Updated: Jan 4, 2020

Quite often on cooking shows you see the use of quail eggs. These small eggs, when fried, are a great addition to a dish. I prefer eating the quail itself. It is a great substitute for a Cornish hen.

2 tablespoons Creole Seasoning

8 Quail, cleaned

Salt and Pepper to taste

1/3 cup Olive Oil

1/3 cup All-purpose Flour

2 cups Onions, chopped

1 cup Bell Pepper, chopped

1/2 cup Celery, chopped

1/2 cup Dry White Wine

1/2 teaspoon Worcestershire Sauce

1 tablespoon Garlic, chopped

2 cups Chicken Stock

Hot Rice for serving

Season the quail with salt and pepper. In a large heavy skillet, heat the oil over medium heat and brown the quail.

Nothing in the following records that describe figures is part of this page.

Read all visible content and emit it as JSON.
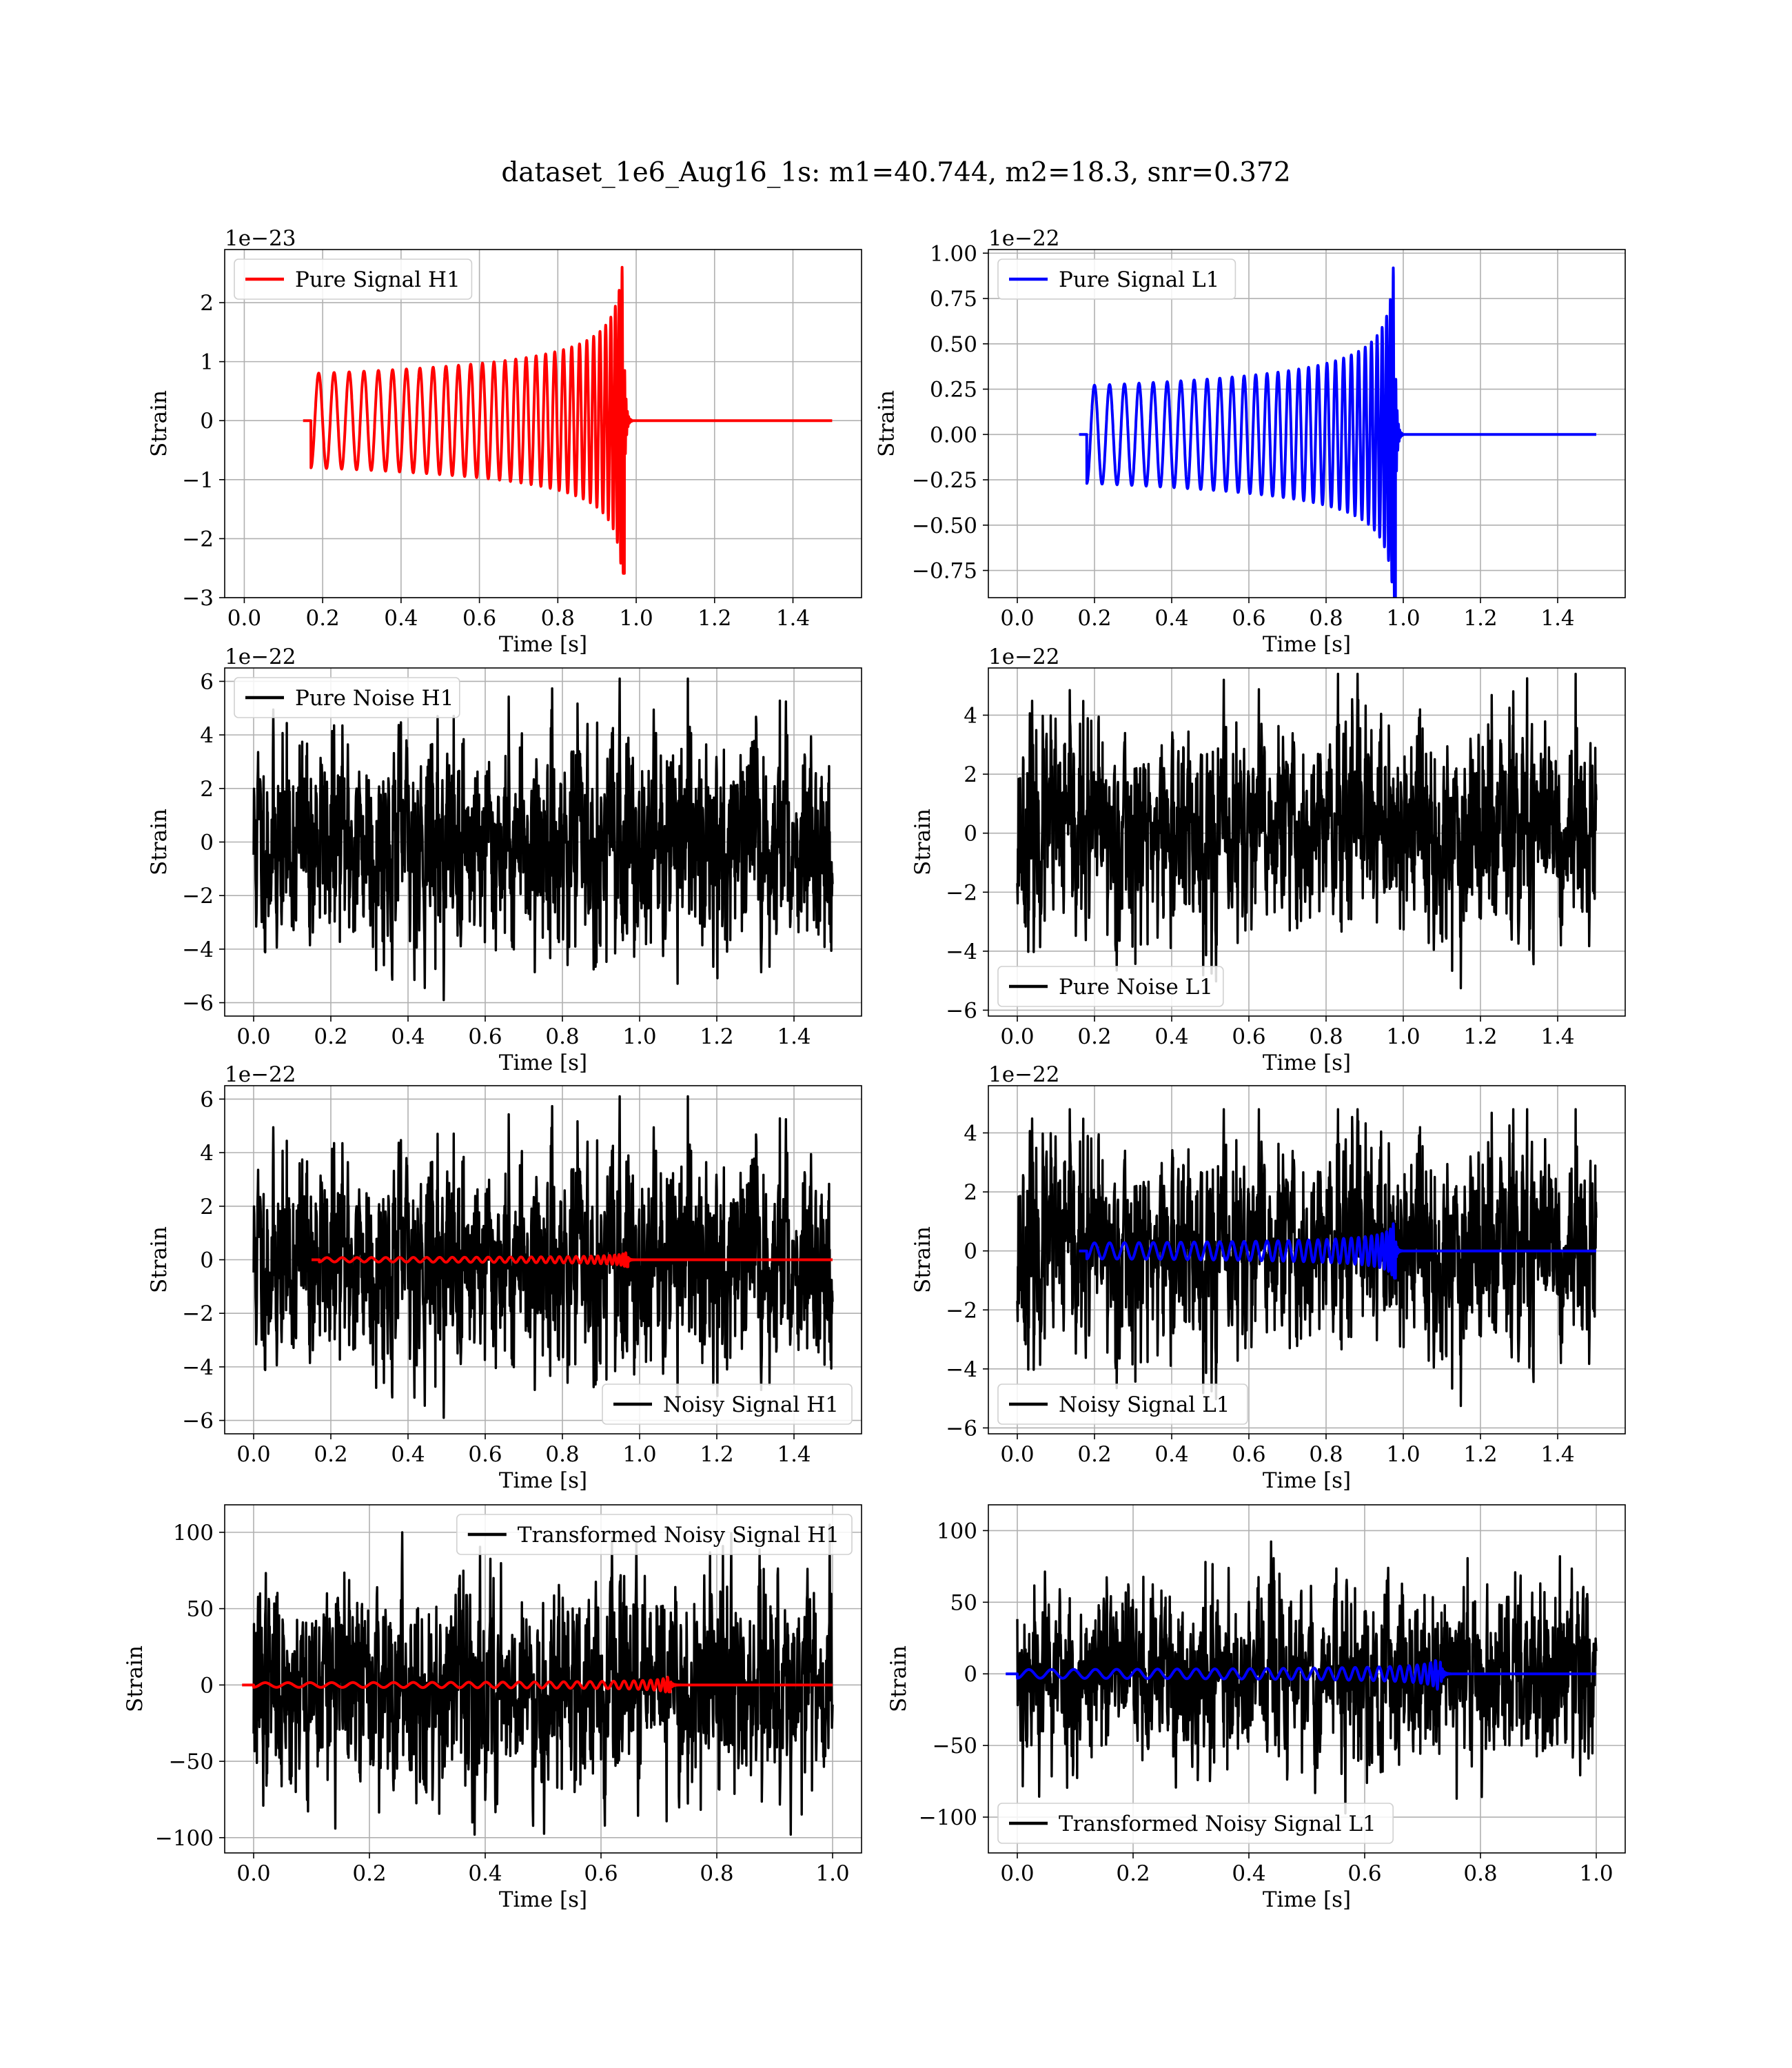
{
  "figure": {
    "title": "dataset_1e6_Aug16_1s: m1=40.744, m2=18.3, snr=0.372"
  },
  "colors": {
    "h1": "#ff0000",
    "l1": "#0000ff",
    "noise": "#000000",
    "grid": "#b0b0b0"
  },
  "chart_data": [
    {
      "id": "pure-signal-h1",
      "type": "line",
      "title": "",
      "xlabel": "Time [s]",
      "ylabel": "Strain",
      "offset_label": "1e−23",
      "xlim": [
        -0.05,
        1.575
      ],
      "ylim": [
        -3.0,
        2.9
      ],
      "xticks": [
        0.0,
        0.2,
        0.4,
        0.6,
        0.8,
        1.0,
        1.2,
        1.4
      ],
      "xtick_labels": [
        "0.0",
        "0.2",
        "0.4",
        "0.6",
        "0.8",
        "1.0",
        "1.2",
        "1.4"
      ],
      "yticks": [
        -3,
        -2,
        -1,
        0,
        1,
        2
      ],
      "ytick_labels": [
        "−3",
        "−2",
        "−1",
        "0",
        "1",
        "2"
      ],
      "grid": true,
      "legend_position": "upper-left",
      "series": [
        {
          "name": "Pure Signal H1",
          "color": "#ff0000",
          "kind": "chirp",
          "t_start": 0.17,
          "t_merge": 0.97,
          "t_end": 1.5,
          "amplitude": 0.8,
          "peak_amplitude": 2.6,
          "in_legend": true
        }
      ]
    },
    {
      "id": "pure-signal-l1",
      "type": "line",
      "title": "",
      "xlabel": "Time [s]",
      "ylabel": "Strain",
      "offset_label": "1e−22",
      "xlim": [
        -0.075,
        1.575
      ],
      "ylim": [
        -0.9,
        1.02
      ],
      "xticks": [
        0.0,
        0.2,
        0.4,
        0.6,
        0.8,
        1.0,
        1.2,
        1.4
      ],
      "xtick_labels": [
        "0.0",
        "0.2",
        "0.4",
        "0.6",
        "0.8",
        "1.0",
        "1.2",
        "1.4"
      ],
      "yticks": [
        -0.75,
        -0.5,
        -0.25,
        0.0,
        0.25,
        0.5,
        0.75,
        1.0
      ],
      "ytick_labels": [
        "−0.75",
        "−0.50",
        "−0.25",
        "0.00",
        "0.25",
        "0.50",
        "0.75",
        "1.00"
      ],
      "grid": true,
      "legend_position": "upper-left",
      "series": [
        {
          "name": "Pure Signal L1",
          "color": "#0000ff",
          "kind": "chirp",
          "t_start": 0.18,
          "t_merge": 0.98,
          "t_end": 1.5,
          "amplitude": 0.27,
          "peak_amplitude": 0.93,
          "in_legend": true
        }
      ]
    },
    {
      "id": "pure-noise-h1",
      "type": "line",
      "title": "",
      "xlabel": "Time [s]",
      "ylabel": "Strain",
      "offset_label": "1e−22",
      "xlim": [
        -0.075,
        1.575
      ],
      "ylim": [
        -6.5,
        6.5
      ],
      "xticks": [
        0.0,
        0.2,
        0.4,
        0.6,
        0.8,
        1.0,
        1.2,
        1.4
      ],
      "xtick_labels": [
        "0.0",
        "0.2",
        "0.4",
        "0.6",
        "0.8",
        "1.0",
        "1.2",
        "1.4"
      ],
      "yticks": [
        -6,
        -4,
        -2,
        0,
        2,
        4,
        6
      ],
      "ytick_labels": [
        "−6",
        "−4",
        "−2",
        "0",
        "2",
        "4",
        "6"
      ],
      "grid": true,
      "legend_position": "upper-left",
      "series": [
        {
          "name": "Pure Noise H1",
          "color": "#000000",
          "kind": "noise",
          "t_start": 0.0,
          "t_end": 1.5,
          "sigma": 1.9,
          "min": -5.9,
          "max": 6.1,
          "seed": 11,
          "in_legend": true
        }
      ]
    },
    {
      "id": "pure-noise-l1",
      "type": "line",
      "title": "",
      "xlabel": "Time [s]",
      "ylabel": "Strain",
      "offset_label": "1e−22",
      "xlim": [
        -0.075,
        1.575
      ],
      "ylim": [
        -6.2,
        5.6
      ],
      "xticks": [
        0.0,
        0.2,
        0.4,
        0.6,
        0.8,
        1.0,
        1.2,
        1.4
      ],
      "xtick_labels": [
        "0.0",
        "0.2",
        "0.4",
        "0.6",
        "0.8",
        "1.0",
        "1.2",
        "1.4"
      ],
      "yticks": [
        -6,
        -4,
        -2,
        0,
        2,
        4
      ],
      "ytick_labels": [
        "−6",
        "−4",
        "−2",
        "0",
        "2",
        "4"
      ],
      "grid": true,
      "legend_position": "lower-left",
      "series": [
        {
          "name": "Pure Noise L1",
          "color": "#000000",
          "kind": "noise",
          "t_start": 0.0,
          "t_end": 1.5,
          "sigma": 1.7,
          "min": -5.8,
          "max": 5.4,
          "seed": 23,
          "in_legend": true
        }
      ]
    },
    {
      "id": "noisy-signal-h1",
      "type": "line",
      "title": "",
      "xlabel": "Time [s]",
      "ylabel": "Strain",
      "offset_label": "1e−22",
      "xlim": [
        -0.075,
        1.575
      ],
      "ylim": [
        -6.5,
        6.5
      ],
      "xticks": [
        0.0,
        0.2,
        0.4,
        0.6,
        0.8,
        1.0,
        1.2,
        1.4
      ],
      "xtick_labels": [
        "0.0",
        "0.2",
        "0.4",
        "0.6",
        "0.8",
        "1.0",
        "1.2",
        "1.4"
      ],
      "yticks": [
        -6,
        -4,
        -2,
        0,
        2,
        4,
        6
      ],
      "ytick_labels": [
        "−6",
        "−4",
        "−2",
        "0",
        "2",
        "4",
        "6"
      ],
      "grid": true,
      "legend_position": "lower-right",
      "series": [
        {
          "name": "Noisy Signal H1",
          "color": "#000000",
          "kind": "noise",
          "t_start": 0.0,
          "t_end": 1.5,
          "sigma": 1.9,
          "min": -5.9,
          "max": 6.1,
          "seed": 11,
          "in_legend": true
        },
        {
          "name": "",
          "color": "#ff0000",
          "kind": "chirp",
          "t_start": 0.17,
          "t_merge": 0.97,
          "t_end": 1.5,
          "amplitude": 0.08,
          "peak_amplitude": 0.26,
          "in_legend": false
        }
      ]
    },
    {
      "id": "noisy-signal-l1",
      "type": "line",
      "title": "",
      "xlabel": "Time [s]",
      "ylabel": "Strain",
      "offset_label": "1e−22",
      "xlim": [
        -0.075,
        1.575
      ],
      "ylim": [
        -6.2,
        5.6
      ],
      "xticks": [
        0.0,
        0.2,
        0.4,
        0.6,
        0.8,
        1.0,
        1.2,
        1.4
      ],
      "xtick_labels": [
        "0.0",
        "0.2",
        "0.4",
        "0.6",
        "0.8",
        "1.0",
        "1.2",
        "1.4"
      ],
      "yticks": [
        -6,
        -4,
        -2,
        0,
        2,
        4
      ],
      "ytick_labels": [
        "−6",
        "−4",
        "−2",
        "0",
        "2",
        "4"
      ],
      "grid": true,
      "legend_position": "lower-left",
      "series": [
        {
          "name": "Noisy Signal L1",
          "color": "#000000",
          "kind": "noise",
          "t_start": 0.0,
          "t_end": 1.5,
          "sigma": 1.7,
          "min": -6.2,
          "max": 4.8,
          "seed": 23,
          "in_legend": true
        },
        {
          "name": "",
          "color": "#0000ff",
          "kind": "chirp",
          "t_start": 0.18,
          "t_merge": 0.98,
          "t_end": 1.5,
          "amplitude": 0.27,
          "peak_amplitude": 0.93,
          "in_legend": false
        }
      ]
    },
    {
      "id": "transformed-noisy-signal-h1",
      "type": "line",
      "title": "",
      "xlabel": "Time [s]",
      "ylabel": "Strain",
      "offset_label": "",
      "xlim": [
        -0.05,
        1.05
      ],
      "ylim": [
        -110,
        118
      ],
      "xticks": [
        0.0,
        0.2,
        0.4,
        0.6,
        0.8,
        1.0
      ],
      "xtick_labels": [
        "0.0",
        "0.2",
        "0.4",
        "0.6",
        "0.8",
        "1.0"
      ],
      "yticks": [
        -100,
        -50,
        0,
        50,
        100
      ],
      "ytick_labels": [
        "−100",
        "−50",
        "0",
        "50",
        "100"
      ],
      "grid": true,
      "legend_position": "upper-right",
      "series": [
        {
          "name": "Transformed Noisy Signal H1",
          "color": "#000000",
          "kind": "noise",
          "t_start": 0.0,
          "t_end": 1.0,
          "sigma": 32,
          "min": -98,
          "max": 115,
          "seed": 37,
          "in_legend": true
        },
        {
          "name": "",
          "color": "#ff0000",
          "kind": "chirp",
          "t_start": 0.0,
          "t_merge": 0.72,
          "t_end": 1.0,
          "amplitude": 1.5,
          "peak_amplitude": 6,
          "in_legend": false
        }
      ]
    },
    {
      "id": "transformed-noisy-signal-l1",
      "type": "line",
      "title": "",
      "xlabel": "Time [s]",
      "ylabel": "Strain",
      "offset_label": "",
      "xlim": [
        -0.05,
        1.05
      ],
      "ylim": [
        -125,
        118
      ],
      "xticks": [
        0.0,
        0.2,
        0.4,
        0.6,
        0.8,
        1.0
      ],
      "xtick_labels": [
        "0.0",
        "0.2",
        "0.4",
        "0.6",
        "0.8",
        "1.0"
      ],
      "yticks": [
        -100,
        -50,
        0,
        50,
        100
      ],
      "ytick_labels": [
        "−100",
        "−50",
        "0",
        "50",
        "100"
      ],
      "grid": true,
      "legend_position": "lower-left",
      "series": [
        {
          "name": "Transformed Noisy Signal L1",
          "color": "#000000",
          "kind": "noise",
          "t_start": 0.0,
          "t_end": 1.0,
          "sigma": 30,
          "min": -120,
          "max": 105,
          "seed": 53,
          "in_legend": true
        },
        {
          "name": "",
          "color": "#0000ff",
          "kind": "chirp",
          "t_start": 0.0,
          "t_merge": 0.73,
          "t_end": 1.0,
          "amplitude": 3,
          "peak_amplitude": 25,
          "in_legend": false
        }
      ]
    }
  ]
}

Remove the quail and set aside. Add the flour and stir the mixture until a dark brown roux is formed. Add the onions, bell pepper and celery and cook until tender. Add the wine, Worcestershire sauce, garlic and Creole Seasoning and continue to cook for another minute. Add the chicken stock and continue to cook, stirring occasionally. Add the quail to the pan, reduce the heat to a simmer and cook for about 45 minutes, stirring occasionally. Serve over hot rice.